Below are some resources for learning more about sprint canoe and kayak technique. While these resources do not replace the value of a coach and his or her input and direction, they can provide new paddlers with a good reference for visualizing what to do, and fundamentals of technique and form.
As sprint canoes and kayaks are very unstable, learning to brace with the blade of the paddle against the surface of the water is an important thing to master. Paddlers who drop or let go of their paddles are often ones that will be swimming more than paddling.
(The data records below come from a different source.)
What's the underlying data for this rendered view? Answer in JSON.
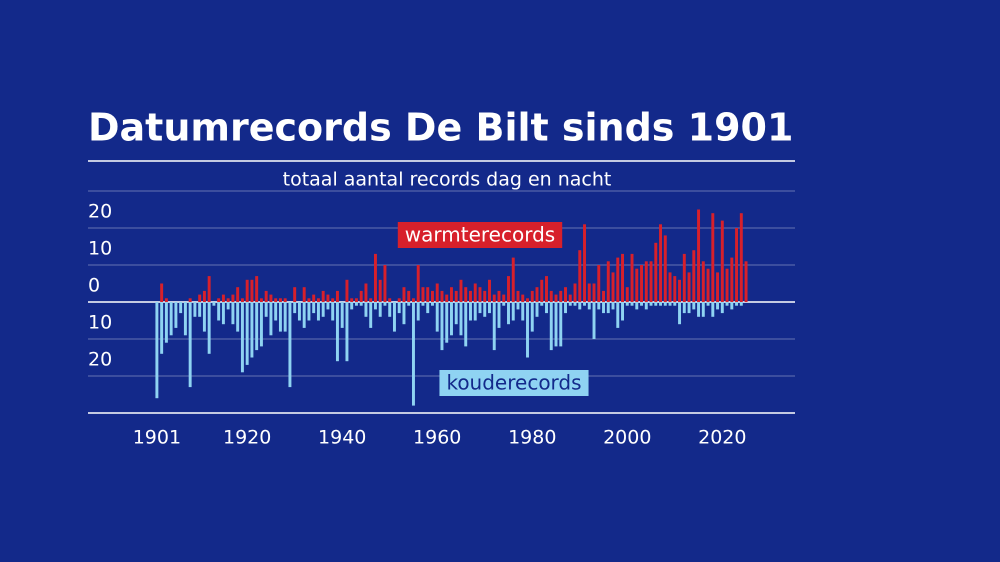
{
  "chart_data": {
    "type": "bar",
    "title": "Datumrecords De Bilt sinds 1901",
    "subtitle": "totaal aantal records dag en nacht",
    "x": [
      1901,
      1902,
      1903,
      1904,
      1905,
      1906,
      1907,
      1908,
      1909,
      1910,
      1911,
      1912,
      1913,
      1914,
      1915,
      1916,
      1917,
      1918,
      1919,
      1920,
      1921,
      1922,
      1923,
      1924,
      1925,
      1926,
      1927,
      1928,
      1929,
      1930,
      1931,
      1932,
      1933,
      1934,
      1935,
      1936,
      1937,
      1938,
      1939,
      1940,
      1941,
      1942,
      1943,
      1944,
      1945,
      1946,
      1947,
      1948,
      1949,
      1950,
      1951,
      1952,
      1953,
      1954,
      1955,
      1956,
      1957,
      1958,
      1959,
      1960,
      1961,
      1962,
      1963,
      1964,
      1965,
      1966,
      1967,
      1968,
      1969,
      1970,
      1971,
      1972,
      1973,
      1974,
      1975,
      1976,
      1977,
      1978,
      1979,
      1980,
      1981,
      1982,
      1983,
      1984,
      1985,
      1986,
      1987,
      1988,
      1989,
      1990,
      1991,
      1992,
      1993,
      1994,
      1995,
      1996,
      1997,
      1998,
      1999,
      2000,
      2001,
      2002,
      2003,
      2004,
      2005,
      2006,
      2007,
      2008,
      2009,
      2010,
      2011,
      2012,
      2013,
      2014,
      2015,
      2016,
      2017,
      2018,
      2019,
      2020,
      2021,
      2022,
      2023,
      2024,
      2025
    ],
    "series": [
      {
        "name": "warmterecords",
        "color": "#d7202b",
        "label_text_color": "#ffffff",
        "values": [
          0,
          5,
          1,
          0,
          0,
          0,
          0,
          1,
          0,
          2,
          3,
          7,
          0,
          1,
          2,
          1,
          2,
          4,
          1,
          6,
          6,
          7,
          1,
          3,
          2,
          1,
          1,
          1,
          0,
          4,
          0,
          4,
          1,
          2,
          1,
          3,
          2,
          1,
          3,
          0,
          6,
          1,
          1,
          3,
          5,
          1,
          13,
          6,
          10,
          1,
          0,
          1,
          4,
          3,
          1,
          10,
          4,
          4,
          3,
          5,
          3,
          2,
          4,
          3,
          6,
          4,
          3,
          5,
          4,
          3,
          6,
          2,
          3,
          2,
          7,
          12,
          3,
          2,
          1,
          3,
          4,
          6,
          7,
          3,
          2,
          3,
          4,
          2,
          5,
          14,
          21,
          5,
          5,
          10,
          3,
          11,
          8,
          12,
          13,
          4,
          13,
          9,
          10,
          11,
          11,
          16,
          21,
          18,
          8,
          7,
          6,
          13,
          8,
          14,
          25,
          11,
          9,
          24,
          8,
          22,
          9,
          12,
          20,
          24,
          11
        ]
      },
      {
        "name": "kouderecords",
        "color": "#8fd3f2",
        "label_text_color": "#13298a",
        "values": [
          -26,
          -14,
          -11,
          -9,
          -7,
          -3,
          -9,
          -23,
          -4,
          -4,
          -8,
          -14,
          -1,
          -5,
          -6,
          -2,
          -6,
          -8,
          -19,
          -17,
          -15,
          -13,
          -12,
          -4,
          -9,
          -5,
          -8,
          -8,
          -23,
          -3,
          -5,
          -7,
          -5,
          -3,
          -5,
          -4,
          -2,
          -5,
          -16,
          -7,
          -16,
          -2,
          -1,
          -1,
          -4,
          -7,
          -2,
          -4,
          -1,
          -4,
          -8,
          -3,
          -6,
          -1,
          -28,
          -5,
          -1,
          -3,
          -1,
          -8,
          -13,
          -11,
          -9,
          -6,
          -9,
          -12,
          -5,
          -5,
          -3,
          -4,
          -3,
          -13,
          -7,
          -1,
          -6,
          -5,
          -2,
          -5,
          -15,
          -8,
          -4,
          -1,
          -3,
          -13,
          -12,
          -12,
          -3,
          -1,
          -1,
          -2,
          -1,
          -2,
          -10,
          -2,
          -3,
          -3,
          -2,
          -7,
          -5,
          -1,
          -1,
          -2,
          -1,
          -2,
          -1,
          -1,
          -1,
          -1,
          -1,
          -1,
          -6,
          -3,
          -3,
          -2,
          -4,
          -4,
          -1,
          -4,
          -2,
          -3,
          -1,
          -2,
          -1,
          -1,
          0
        ]
      }
    ],
    "xlim": [
      1886.5,
      2035.3
    ],
    "xticks": [
      1901,
      1920,
      1940,
      1960,
      1980,
      2000,
      2020
    ],
    "ylim": [
      -30,
      30
    ],
    "yticks": [
      {
        "value": -20,
        "label": "20"
      },
      {
        "value": -10,
        "label": "10"
      },
      0,
      10,
      20
    ],
    "grid": true,
    "background": "#13298a"
  }
}
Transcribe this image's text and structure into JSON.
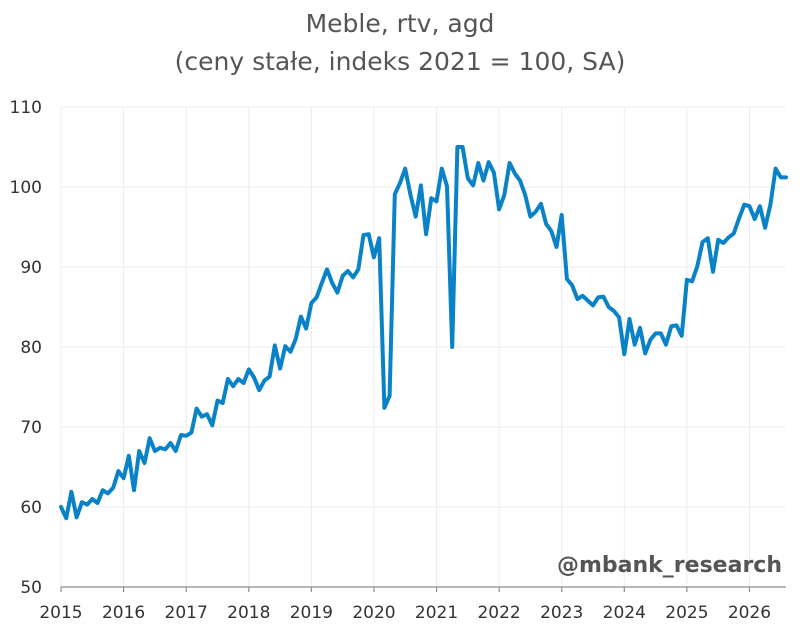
{
  "chart_data": {
    "type": "line",
    "title": "Meble, rtv, agd",
    "subtitle": "(ceny stałe, indeks 2021 = 100, SA)",
    "xlabel": "",
    "ylabel": "",
    "ylim": [
      50,
      110
    ],
    "yticks": [
      50,
      60,
      70,
      80,
      90,
      100,
      110
    ],
    "xlim": [
      "2015-01",
      "2026-08"
    ],
    "xticks": [
      "2015",
      "2016",
      "2017",
      "2018",
      "2019",
      "2020",
      "2021",
      "2022",
      "2023",
      "2024",
      "2025",
      "2026"
    ],
    "grid": true,
    "legend": "none",
    "watermark": "@mbank_research",
    "colors": {
      "series": "#0a82c8"
    },
    "series": [
      {
        "x": [
          "2015-01",
          "2015-02",
          "2015-03",
          "2015-04",
          "2015-05",
          "2015-06",
          "2015-07",
          "2015-08",
          "2015-09",
          "2015-10",
          "2015-11",
          "2015-12",
          "2016-01",
          "2016-02",
          "2016-03",
          "2016-04",
          "2016-05",
          "2016-06",
          "2016-07",
          "2016-08",
          "2016-09",
          "2016-10",
          "2016-11",
          "2016-12",
          "2017-01",
          "2017-02",
          "2017-03",
          "2017-04",
          "2017-05",
          "2017-06",
          "2017-07",
          "2017-08",
          "2017-09",
          "2017-10",
          "2017-11",
          "2017-12",
          "2018-01",
          "2018-02",
          "2018-03",
          "2018-04",
          "2018-05",
          "2018-06",
          "2018-07",
          "2018-08",
          "2018-09",
          "2018-10",
          "2018-11",
          "2018-12",
          "2019-01",
          "2019-02",
          "2019-03",
          "2019-04",
          "2019-05",
          "2019-06",
          "2019-07",
          "2019-08",
          "2019-09",
          "2019-10",
          "2019-11",
          "2019-12",
          "2020-01",
          "2020-02",
          "2020-03",
          "2020-04",
          "2020-05",
          "2020-06",
          "2020-07",
          "2020-08",
          "2020-09",
          "2020-10",
          "2020-11",
          "2020-12",
          "2021-01",
          "2021-02",
          "2021-03",
          "2021-04",
          "2021-05",
          "2021-06",
          "2021-07",
          "2021-08",
          "2021-09",
          "2021-10",
          "2021-11",
          "2021-12",
          "2022-01",
          "2022-02",
          "2022-03",
          "2022-04",
          "2022-05",
          "2022-06",
          "2022-07",
          "2022-08",
          "2022-09",
          "2022-10",
          "2022-11",
          "2022-12",
          "2023-01",
          "2023-02",
          "2023-03",
          "2023-04",
          "2023-05",
          "2023-06",
          "2023-07",
          "2023-08",
          "2023-09",
          "2023-10",
          "2023-11",
          "2023-12",
          "2024-01",
          "2024-02",
          "2024-03",
          "2024-04",
          "2024-05",
          "2024-06",
          "2024-07",
          "2024-08",
          "2024-09",
          "2024-10",
          "2024-11",
          "2024-12",
          "2025-01",
          "2025-02",
          "2025-03",
          "2025-04",
          "2025-05",
          "2025-06",
          "2025-07",
          "2025-08",
          "2025-09",
          "2025-10",
          "2025-11",
          "2025-12",
          "2026-01",
          "2026-02",
          "2026-03",
          "2026-04",
          "2026-05",
          "2026-06",
          "2026-07",
          "2026-08"
        ],
        "values": [
          60.0,
          58.6,
          61.9,
          58.7,
          60.6,
          60.3,
          61.0,
          60.5,
          62.1,
          61.7,
          62.4,
          64.5,
          63.6,
          66.4,
          62.1,
          67.0,
          65.5,
          68.6,
          67.0,
          67.4,
          67.2,
          68.0,
          67.0,
          69.0,
          68.9,
          69.3,
          72.3,
          71.3,
          71.6,
          70.2,
          73.3,
          73.0,
          76.0,
          75.1,
          76.0,
          75.5,
          77.2,
          76.2,
          74.6,
          75.8,
          76.3,
          80.2,
          77.3,
          80.1,
          79.4,
          81.0,
          83.8,
          82.3,
          85.5,
          86.2,
          88.0,
          89.7,
          88.0,
          86.8,
          88.9,
          89.5,
          88.7,
          89.7,
          94.0,
          94.1,
          91.2,
          93.6,
          72.4,
          73.9,
          99.1,
          100.5,
          102.3,
          99.0,
          96.3,
          100.2,
          94.1,
          98.6,
          98.2,
          102.3,
          100.1,
          80.0,
          105.0,
          105.0,
          101.1,
          100.2,
          103.0,
          100.8,
          103.1,
          101.8,
          97.2,
          99.0,
          103.0,
          101.7,
          100.8,
          99.0,
          96.3,
          96.9,
          97.9,
          95.4,
          94.5,
          92.5,
          96.5,
          88.5,
          87.7,
          86.0,
          86.4,
          85.8,
          85.2,
          86.2,
          86.3,
          85.0,
          84.5,
          83.7,
          79.1,
          83.5,
          80.3,
          82.4,
          79.2,
          80.9,
          81.7,
          81.7,
          80.3,
          82.6,
          82.7,
          81.4,
          88.4,
          88.2,
          90.1,
          93.1,
          93.6,
          89.4,
          93.4,
          93.0,
          93.7,
          94.2,
          96.1,
          97.8,
          97.6,
          96.0,
          97.6,
          94.9,
          97.8,
          102.3,
          101.2,
          101.2
        ]
      }
    ]
  }
}
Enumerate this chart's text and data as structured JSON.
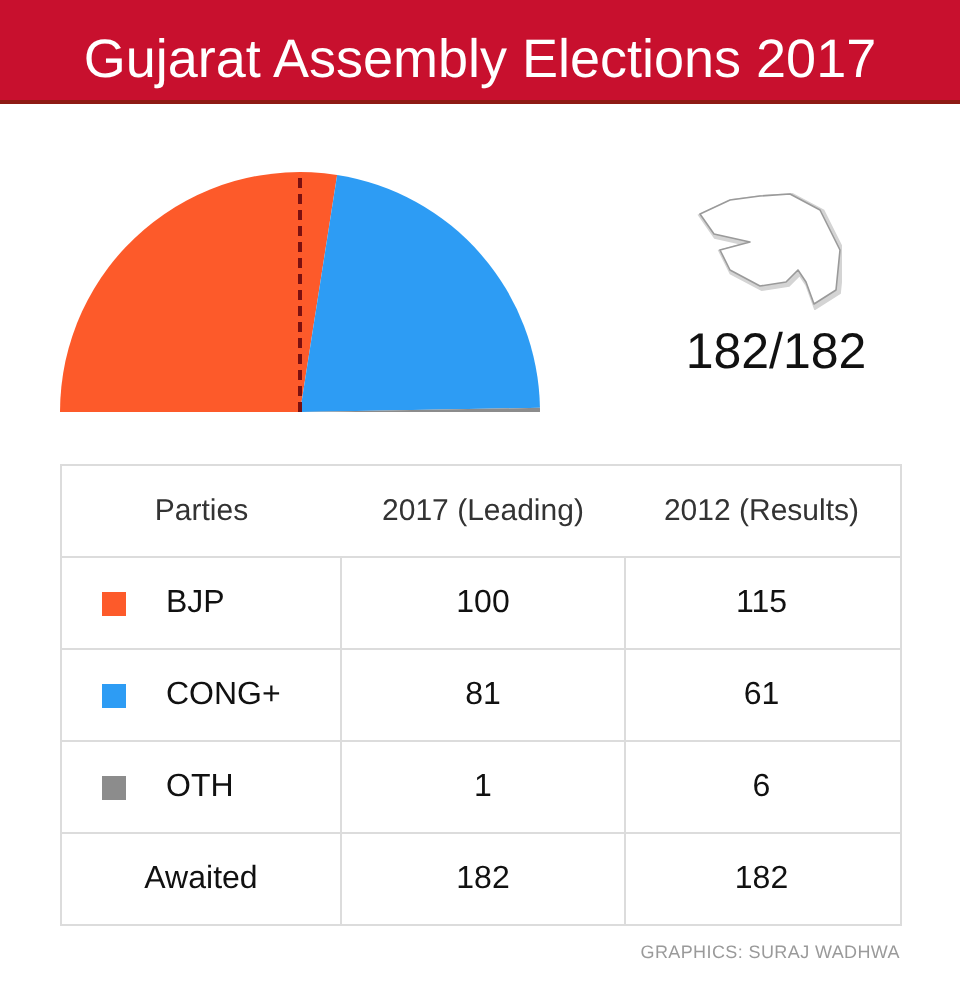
{
  "chart_data": [
    {
      "type": "pie",
      "title": "Gujarat Assembly Elections 2017",
      "categories": [
        "BJP",
        "CONG+",
        "OTH"
      ],
      "colors": [
        "#fd5a2a",
        "#2d9cf4",
        "#8c8c8c"
      ],
      "series": [
        {
          "name": "2017 (Leading)",
          "values": [
            100,
            81,
            1
          ]
        }
      ],
      "data_labels": true,
      "totals": [
        "182"
      ],
      "legend": "bottom",
      "legend_title": "Parties",
      "needle": "BJP",
      "annotations": [
        "182/182",
        "Awaited",
        "GRAPHICS: SURAJ WADHWA"
      ]
    },
    {
      "type": "other",
      "title": "2012 (Results)",
      "categories": [
        null,
        null,
        null
      ],
      "values": [
        115,
        61,
        6
      ],
      "data_labels": true,
      "totals": [
        "182"
      ]
    }
  ]
}
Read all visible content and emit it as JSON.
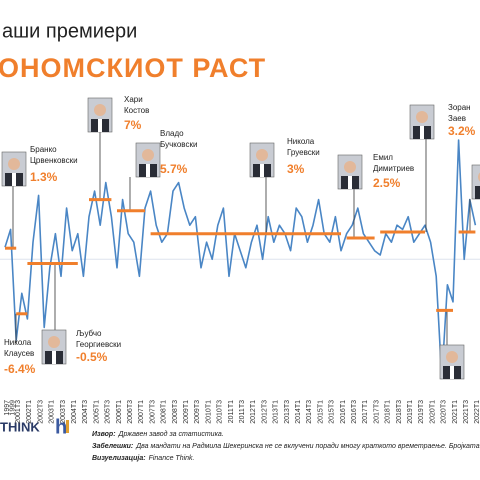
{
  "chart_data": {
    "type": "line",
    "title": "аши премиери",
    "subtitle": "ОНОМСКИОТ РАСТ",
    "categories": [
      "1997",
      "1999",
      "2001T3",
      null,
      "2002T1",
      null,
      "2002T3",
      null,
      "2003T1",
      null,
      "2003T3",
      null,
      "2004T1",
      null,
      "2004T3",
      null,
      "2005T1",
      null,
      "2005T3",
      null,
      "2006T1",
      null,
      "2006T3",
      null,
      "2007T1",
      null,
      "2007T3",
      null,
      "2008T1",
      null,
      "2008T3",
      null,
      "2009T1",
      null,
      "2009T3",
      null,
      "2010T1",
      null,
      "2010T3",
      null,
      "2011T1",
      null,
      "2011T3",
      null,
      "2012T1",
      null,
      "2012T3",
      null,
      "2013T1",
      null,
      "2013T3",
      null,
      "2014T1",
      null,
      "2014T3",
      null,
      "2015T1",
      null,
      "2015T3",
      null,
      "2016T1",
      null,
      "2016T3",
      null,
      "2017T1",
      null,
      "2017T3",
      null,
      "2018T1",
      null,
      "2018T3",
      null,
      "2019T1",
      null,
      "2019T3",
      null,
      "2020T1",
      null,
      "2020T3",
      null,
      "2021T1",
      null,
      "2021T3",
      null,
      "2022T1"
    ],
    "series": [
      {
        "color": "#4a86c5",
        "values": [
          1.4,
          3.5,
          -9.5,
          -4,
          -7,
          2,
          7.5,
          -8,
          -1,
          3,
          -2,
          6,
          1,
          3,
          -2,
          5,
          8,
          4,
          9,
          5,
          -1,
          7,
          3,
          2,
          -2,
          6,
          8,
          4,
          2,
          3,
          8,
          9,
          6,
          4,
          5,
          -1,
          2,
          0,
          4,
          6,
          -2,
          3,
          1,
          -1,
          2,
          4,
          0,
          5,
          2,
          4,
          3,
          1,
          6,
          5,
          2,
          4,
          7,
          3,
          2,
          5,
          1,
          3,
          4,
          6,
          3,
          2,
          1,
          0.5,
          3,
          2,
          4,
          3.5,
          5,
          2,
          3,
          4,
          2,
          -2,
          -14,
          -3,
          -5,
          14,
          0,
          7,
          4
        ]
      }
    ],
    "periods": [
      {
        "name": [
          "Бранко",
          "Црвенковски"
        ],
        "value": 1.3,
        "value_label": "1.3%",
        "start": 0,
        "end": 2,
        "color": "#f07f2c"
      },
      {
        "name": [
          "Никола",
          "Клаусев"
        ],
        "value": -6.4,
        "value_label": "-6.4%",
        "start": 2,
        "end": 4,
        "color": "#f07f2c"
      },
      {
        "name": [
          "Љубчо",
          "Георгиевски"
        ],
        "value": -0.5,
        "value_label": "-0.5%",
        "start": 4,
        "end": 13,
        "color": "#f07f2c"
      },
      {
        "name": [
          "Хари",
          "Костов"
        ],
        "value": 7,
        "value_label": "7%",
        "start": 15,
        "end": 19,
        "color": "#f07f2c"
      },
      {
        "name": [
          "Владо",
          "Бучковски"
        ],
        "value": 5.7,
        "value_label": "5.7%",
        "start": 20,
        "end": 25,
        "color": "#f07f2c"
      },
      {
        "name": [
          "Никола",
          "Груевски"
        ],
        "value": 3,
        "value_label": "3%",
        "start": 26,
        "end": 60,
        "color": "#f07f2c"
      },
      {
        "name": [
          "Емил",
          "Димитриев"
        ],
        "value": 2.5,
        "value_label": "2.5%",
        "start": 61,
        "end": 66,
        "color": "#f07f2c"
      },
      {
        "name": [
          "Зоран",
          "Заев"
        ],
        "value": 3.2,
        "value_label": "3.2%",
        "start": 67,
        "end": 75,
        "color": "#f07f2c"
      },
      {
        "value": -6,
        "start": 77,
        "end": 80,
        "color": "#f07f2c"
      },
      {
        "value": 3.2,
        "start": 81,
        "end": 84,
        "color": "#f07f2c"
      }
    ],
    "ylim": [
      -13,
      14
    ],
    "notes": [
      {
        "label": "Извор:",
        "text": "Државен завод за статистика."
      },
      {
        "label": "Забелешки:",
        "text": "Два мандати на Радмила Шекеринска не се вклучени поради многу краткото времетраење. Бројката за"
      },
      {
        "label": "Визуелизација:",
        "text": "Finance Think."
      }
    ],
    "logo": "THINK"
  }
}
After one masters the ability to brace and can stay upright, it’s time to focus on fundamentals.
Coaches usually break up a paddler’s stroke into the following phases or parts:
- The catch – the start of the stroke, anchoring the blade in the water smoothly and quickly.
- The pull – the period one is applying power, pulling the boat past the spot where the blade has been anchored. (Paddles are anchored in the water and often end up ahead of where the blade was first placed.)
- The exit – after the pull phase, removing the paddle from the water. This should be the quickest part of the stroke so that the boat is accelerating the most at the end of the stroke and heading into the recovery phase.
- The recovery – the period between the exit and the start of the next stroke’s catch. For kayaks, this period is minimal as the paddler has two blades and rotates between pulling on one side and the other. However, for canoe paddlers, this period is longer and the boat’s speed will be more cyclical.
The Sprint Kayak Stroke
Modern racing paddles are often referred to as being “wing” or “prop” paddles; the shape is similar to an aircraft wing or propeller and as it moves through the water, the shape creates more acceleration. With these paddles, what is considered good technique has also changed. Paddlers now pull their blades at an angle, with the blade being further away from the boat at the exit.
Paddling is a full body sport, not just upper body. Good technique will include body rotation to maximize the use of the larger back muscles, hip rotation, and the use of one’s legs, pushing against the foot brace.
Kayak Stroke Videos
The video below shows two of the best women in the sport currently. Note how much they use their legs, twisting with their hips and pushing with the opposite leg on each stroke.
Kayak Stroke Articles
The Barton Forward Stroke – Greg Barton, America’s best kayak paddler and arguably one of the best paddlers to ever paddle a kayak, has an excellent article on his technique and style.
Flatwater Paddling’s article on “how to kayak with the right technique.”
The Sprint Canoe Stroke
Most clubs in the United States focus on kayaks, and some even ignore canoes altogether. Not Ventura — we have a long history with sprint canoe and have had several members become Olympians in canoe. Learning to paddle a canoe can seem more challenging than a kayak as one also has to learn to steer with the paddle, as well as specialize on paddling on a single side. This seemingly awkward position is not for everyone.
Our club also has a history of using bent blades; paddles with a forward angle of 10 to 15 degrees at the bottom of the shaft. Bent blades are commonly used by marathon, outrigger, and stand-up paddle board paddlers, but very rarely in sprint canoes. Bill Bragg, our club’s founder, argued that the logic of using a bent blade over a straight blade should not be tossed aside simply because one is high kneeling. (Read our blog post on why we advocate for bent blades in sprint canoe.)
At the catch, a canoe paddler should have the top arm held high with the elbow slightly bent, focusing on getting the top shoulder back. This will permit the creation of a third class level and longer stroke. This style is one used by most German and Canadian canoe paddlers. (Hungarians are extremely successful using a different style, having their top arm straight and held high at the catch, keeping the shaft of the paddle perpendicular to the water during the pull phase.)
During the pull phase, one should be accelerating throughout and begin the exit as the paddle approaches the paddler’s hip. At the exit, turning the paddle and pushing away from the tail of the boat will cause the boat to stay straight despite being paddled only on one side. (This is called a “jay stroke.”) If one needs to turn to the side opposite, a draw, or sweep stroke is used. Learning when to do these adjustments takes time and over-steering is a common problem for new paddlers.
Just as with kayaks, canoeing is a full body sport. While a canoe paddler should not simply lunge forward on the front foot, causing the nose to dive into the water and increase drag, a canoeist should rotate his or her hips and use their legs during the pull phase, swinging the inside hip forward during the recovery phase.